The U.S. Centers for Disease Control and Prevention (CDC) announced a potential breakthrough in the agency’s investigation of the nationwide outbreak of a mysterious lung disease that is tied to e-cigarette use and vaping.
Known as EVALI (short for e-cigarette, or vaping, product use associated lung injury), the mysterious vaping illness has injured 2,051 people and killed at least 39 since it was first recognized.
On Nov. 8, the CDC said that lung fluid samples, taken from 29 patients with EVALI, tested positive for vitamin E acetate. This marks the first time that the CDC has detected a potential chemical of concern in patients with EVALI, and the agency reported that the “findings provide direct evidence of vitamin E acetate at the primary site of injury within the lungs.”
The samples came from 10 different states and included at least 2 people who died. With the exception of Alaska, every state has reported a vaping injury and 24 states have confirmed fatalities.

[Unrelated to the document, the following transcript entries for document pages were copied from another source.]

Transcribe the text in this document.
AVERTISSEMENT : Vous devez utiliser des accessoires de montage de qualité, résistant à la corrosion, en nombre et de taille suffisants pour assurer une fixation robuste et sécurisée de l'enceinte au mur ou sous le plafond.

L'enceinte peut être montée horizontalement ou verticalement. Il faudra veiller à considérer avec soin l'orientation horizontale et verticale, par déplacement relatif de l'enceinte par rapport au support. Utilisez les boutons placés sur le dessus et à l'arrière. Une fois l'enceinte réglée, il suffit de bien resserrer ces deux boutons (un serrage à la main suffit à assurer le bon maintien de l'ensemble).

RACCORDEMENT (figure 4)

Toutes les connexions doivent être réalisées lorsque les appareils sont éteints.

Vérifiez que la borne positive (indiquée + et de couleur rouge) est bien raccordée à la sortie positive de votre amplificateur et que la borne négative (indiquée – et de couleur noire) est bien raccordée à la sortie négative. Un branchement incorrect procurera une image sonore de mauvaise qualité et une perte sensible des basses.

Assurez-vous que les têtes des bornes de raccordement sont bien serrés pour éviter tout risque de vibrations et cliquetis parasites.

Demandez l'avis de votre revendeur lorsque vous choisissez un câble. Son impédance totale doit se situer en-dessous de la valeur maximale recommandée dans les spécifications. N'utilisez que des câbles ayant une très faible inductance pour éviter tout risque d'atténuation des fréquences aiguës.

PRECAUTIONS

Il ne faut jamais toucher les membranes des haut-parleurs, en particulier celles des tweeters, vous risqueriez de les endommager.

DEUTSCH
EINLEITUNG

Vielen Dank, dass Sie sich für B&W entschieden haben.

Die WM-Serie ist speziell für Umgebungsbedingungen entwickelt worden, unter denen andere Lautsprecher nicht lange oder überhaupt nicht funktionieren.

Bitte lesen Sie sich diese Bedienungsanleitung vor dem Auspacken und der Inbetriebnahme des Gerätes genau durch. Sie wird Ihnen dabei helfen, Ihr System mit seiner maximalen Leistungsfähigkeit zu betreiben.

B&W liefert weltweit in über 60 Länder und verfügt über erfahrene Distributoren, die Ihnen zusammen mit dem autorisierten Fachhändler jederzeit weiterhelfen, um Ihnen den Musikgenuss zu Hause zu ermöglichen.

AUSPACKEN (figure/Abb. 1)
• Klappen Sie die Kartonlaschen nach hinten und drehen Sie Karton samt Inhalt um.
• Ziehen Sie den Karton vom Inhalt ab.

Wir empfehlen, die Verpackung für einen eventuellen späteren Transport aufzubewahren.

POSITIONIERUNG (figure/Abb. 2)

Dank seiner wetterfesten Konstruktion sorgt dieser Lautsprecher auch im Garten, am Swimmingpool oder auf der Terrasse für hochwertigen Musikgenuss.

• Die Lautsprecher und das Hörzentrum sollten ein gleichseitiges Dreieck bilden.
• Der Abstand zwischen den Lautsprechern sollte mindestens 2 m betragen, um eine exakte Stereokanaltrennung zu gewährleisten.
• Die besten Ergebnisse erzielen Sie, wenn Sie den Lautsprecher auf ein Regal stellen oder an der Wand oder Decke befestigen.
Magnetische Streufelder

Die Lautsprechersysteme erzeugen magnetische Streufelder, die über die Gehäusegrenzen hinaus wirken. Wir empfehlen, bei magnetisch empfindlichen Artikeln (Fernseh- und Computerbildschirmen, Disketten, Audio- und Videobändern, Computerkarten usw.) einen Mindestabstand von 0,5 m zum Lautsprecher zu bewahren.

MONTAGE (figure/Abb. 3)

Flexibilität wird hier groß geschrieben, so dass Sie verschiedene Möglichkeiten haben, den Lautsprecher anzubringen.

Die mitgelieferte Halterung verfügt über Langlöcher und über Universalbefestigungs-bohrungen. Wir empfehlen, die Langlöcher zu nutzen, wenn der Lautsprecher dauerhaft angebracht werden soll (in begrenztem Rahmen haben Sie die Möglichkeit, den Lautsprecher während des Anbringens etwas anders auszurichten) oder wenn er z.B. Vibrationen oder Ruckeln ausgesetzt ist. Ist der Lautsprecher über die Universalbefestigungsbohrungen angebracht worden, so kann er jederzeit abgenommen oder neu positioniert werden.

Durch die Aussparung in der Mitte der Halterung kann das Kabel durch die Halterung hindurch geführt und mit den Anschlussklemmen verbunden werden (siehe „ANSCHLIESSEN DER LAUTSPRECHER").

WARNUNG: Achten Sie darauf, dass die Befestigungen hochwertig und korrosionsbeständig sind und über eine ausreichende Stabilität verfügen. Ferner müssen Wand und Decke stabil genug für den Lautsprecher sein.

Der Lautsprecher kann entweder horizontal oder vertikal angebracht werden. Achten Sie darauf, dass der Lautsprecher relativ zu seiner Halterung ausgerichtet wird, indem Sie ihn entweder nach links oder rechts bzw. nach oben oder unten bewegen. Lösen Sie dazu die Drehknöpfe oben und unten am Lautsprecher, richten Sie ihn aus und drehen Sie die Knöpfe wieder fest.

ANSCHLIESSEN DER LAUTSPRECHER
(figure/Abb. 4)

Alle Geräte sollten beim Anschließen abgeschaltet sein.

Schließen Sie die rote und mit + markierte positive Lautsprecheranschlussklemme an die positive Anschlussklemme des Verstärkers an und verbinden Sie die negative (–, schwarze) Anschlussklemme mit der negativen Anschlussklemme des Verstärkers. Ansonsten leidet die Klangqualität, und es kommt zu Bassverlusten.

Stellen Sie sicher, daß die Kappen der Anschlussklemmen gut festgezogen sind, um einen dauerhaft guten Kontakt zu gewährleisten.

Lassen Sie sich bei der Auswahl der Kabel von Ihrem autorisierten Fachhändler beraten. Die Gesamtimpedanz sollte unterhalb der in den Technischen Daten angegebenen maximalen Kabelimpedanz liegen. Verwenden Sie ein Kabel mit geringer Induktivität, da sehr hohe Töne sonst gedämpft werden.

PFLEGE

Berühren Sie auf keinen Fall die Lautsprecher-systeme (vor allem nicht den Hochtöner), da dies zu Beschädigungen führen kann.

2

Since the outbreak first started, the CDC has been working around the clock with the U.S. Food and Drug Administration (FDA), state and local regulators, as well as physicians across the country to make sense of this startling new disease. The identification of vitamin E acetate inside the lungs of EVALI patients is a major step forward, but there is a long way to go.
What Is Vitamin E Acetate?
Vitamins are organic compounds that the body needs in amounts it cannot produce itself. Not getting enough of a certain vitamin — or getting too much — can lead to medical issues. Vitamin E is present in many foods, such as vegetable oil, cereals, fruits, and vegetables.
Vitamin E acetate is also known as “tocopheryl acetate,” or, more simply, as “vitamin E oil.” It is a synthetic form of vitamin E, and it is used as an ingredient in many hand lotions and skin creams, and as a dietary supplement.
The oil is safe if it is used topically or ingested in healthy quantities. Breathing the fatty substance into the lungs, however, can be very harmful. According to the CDC, “Previous research suggests when vitamin E acetate is inhaled, it may interfere with normal lung functioning.”
Why Is Vitamin E Acetate in E-Cigs and Vaping Devices?
Generally, it is not a good idea to inhale oily substances. In addition, when it comes to e-cigarettes and vaping devices, many users have no idea what is inside the products they are inhaling. This is especially true for black market vaping devices and cartridges, which the CDC has explicitly cautioned people against using.
Vitamin E acetate has been on regulators’ radar since this summer when health officials in New York State found high levels of the substance in sick patients.
At the time, health officials thought the oily substance may have been used as a “cutting agent” to fill cartridges for illicit THC vaping products (THC is the psychoactive drug in marijuana). Unlike other cutting agents, the thick Vitamin E acetate would not visibly thin out THC oil. This meant that buyers would have no idea that the THC had been diluted.
Vitamin E oil rose in popularity for dealers who wanted to stretch their supply of expensive THC oil with the cheaper substance. Several companies marketed vitamin E oil for this purpose and are now under investigation by New York State and others.
According to the CDC, THC is present in most of the samples the agency has received from EVALI patients. Some patients, however, say they only vaped nicotine, and 18% of the lung fluid samples did not contain any THC.
Vitamin E acetate has also been used as a thickening agent in e-liquids, which could explain its presence in the non-THC samples.
Other Vaping Substances Under Investigation
“While it appears that vitamin E acetate is associated with EVALI,” the CDC said, “evidence is not yet sufficient to rule out contribution of other chemicals of concern to EVALI.”
On the same day as the agency announced the testing results, Dr. Anne Schuchat, principal deputy director of the CDC called vitamin E acetate “a very strong culprit of concern” in a telephone briefing. She said that researchers must now work to show a causal link between exposure to vitamin E acetate and the development of EVALI, which has yet to be established.
Schuchat described the results as a “breakthrough,” but cautioned listeners that “many substances are still under investigation.”
At least a dozen toxic chemicals, metals, and fungal toxins have been found in e-cigarettes, and relatively little is known about their long term health effects on users. In its statement, the CDC said they tested the samples for a range of other harmful chemicals, “including plant oils, petroleum distillates like mineral oil, MCT oil, and terpenes,” but none were detected.
The CDC updates its information about e-cigarette lung disease every Thursday.